The Abu Dhabi Tourism Development and Investment Company (TDIC) announcement came a day after the executive council of Abu Dhabi said it had “approved the budgets and deadlines” for the inauguration of the projects of Saadiyat island, including the Guggenheim, the Louvre, and Zayed National Museum.
The executive council functions like a government for the emirate.
According to the TDIC statement, “substantial work has already been completed on the museums,” including detailed architectural designs and “all foundation work,” noting that art acquisitions are also “well underway.”
“Saadiyat Cultural District will create a cultural destination that will repeatedly attract visitors from the world of arts and culture,” said TDIC chairman Sheikh Sultan bin Tahnoon Al Nahyan.
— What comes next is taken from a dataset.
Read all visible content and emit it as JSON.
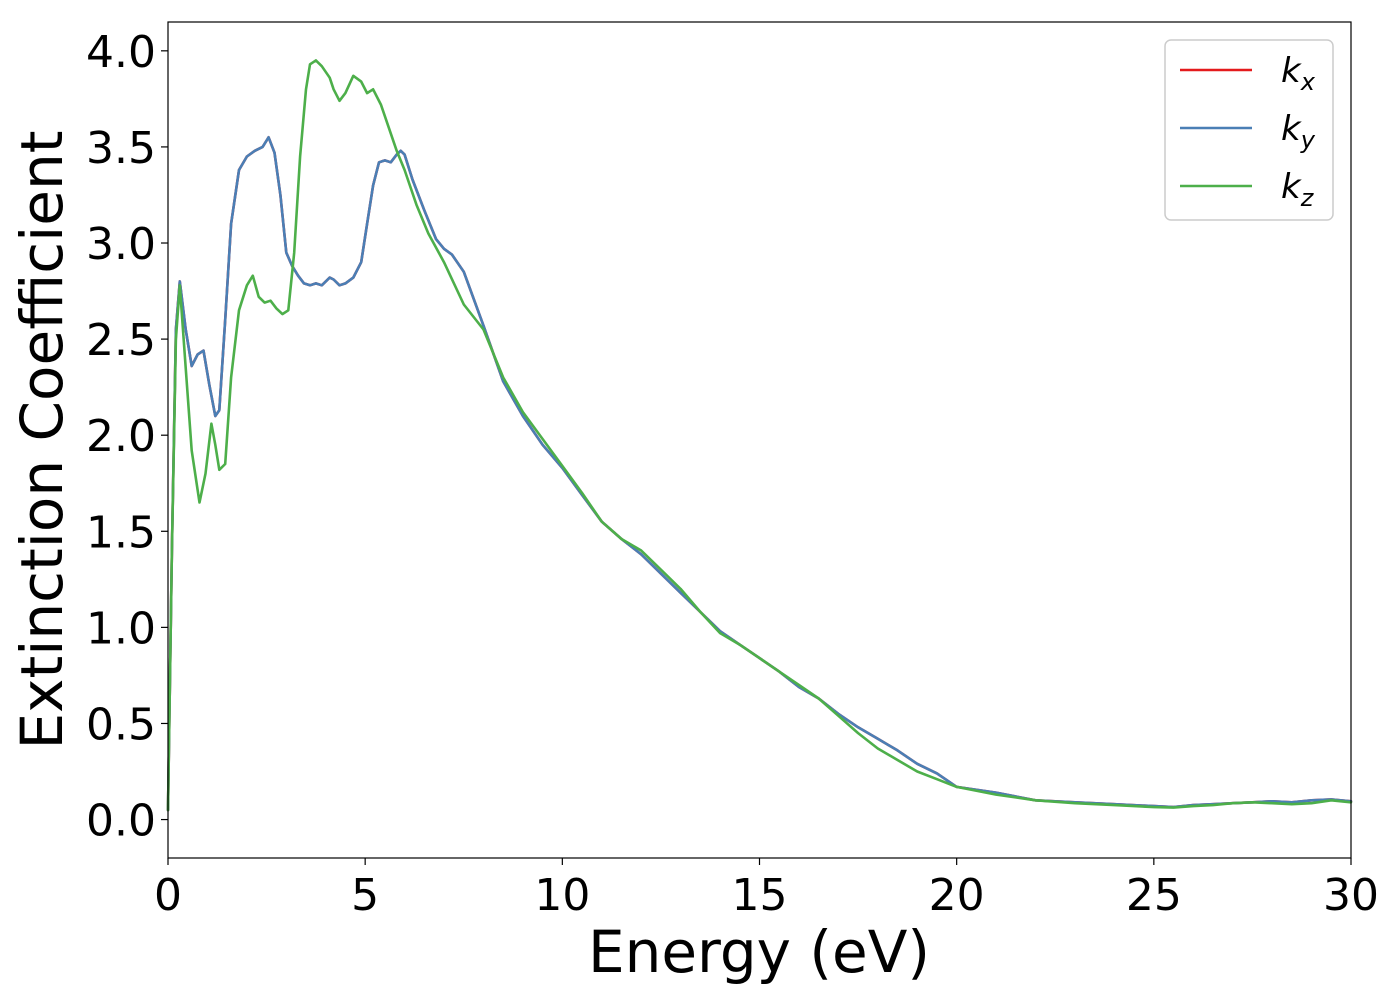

The museums were originally scheduled to open between 2013 and 2014, but delays were announced in October. At the time, local media reported that Abu Dhabi projects valued at $30 billion were frozen pending review, in a bid to scale back spending in difficult economic conditions.
US architect Frank Gehry designed the Abu Dhabi Guggenheim museum, which aims to be larger than the existing Guggenheims in New York, Berlin, Bilbao, Las Vegas, and Venice.
French architect Jean Nouvel designed the desert Louvre.
Abu Dhabi is engaged in an ambitious development plan, “Abu Dhabi 2030,” aimed at modernising the emirate and diversifying its economy.
Despite the global financial crisis and its severe impact on neighbouring Dubai, construction has continued in Abu Dhabi, but at a much slower pace than planned.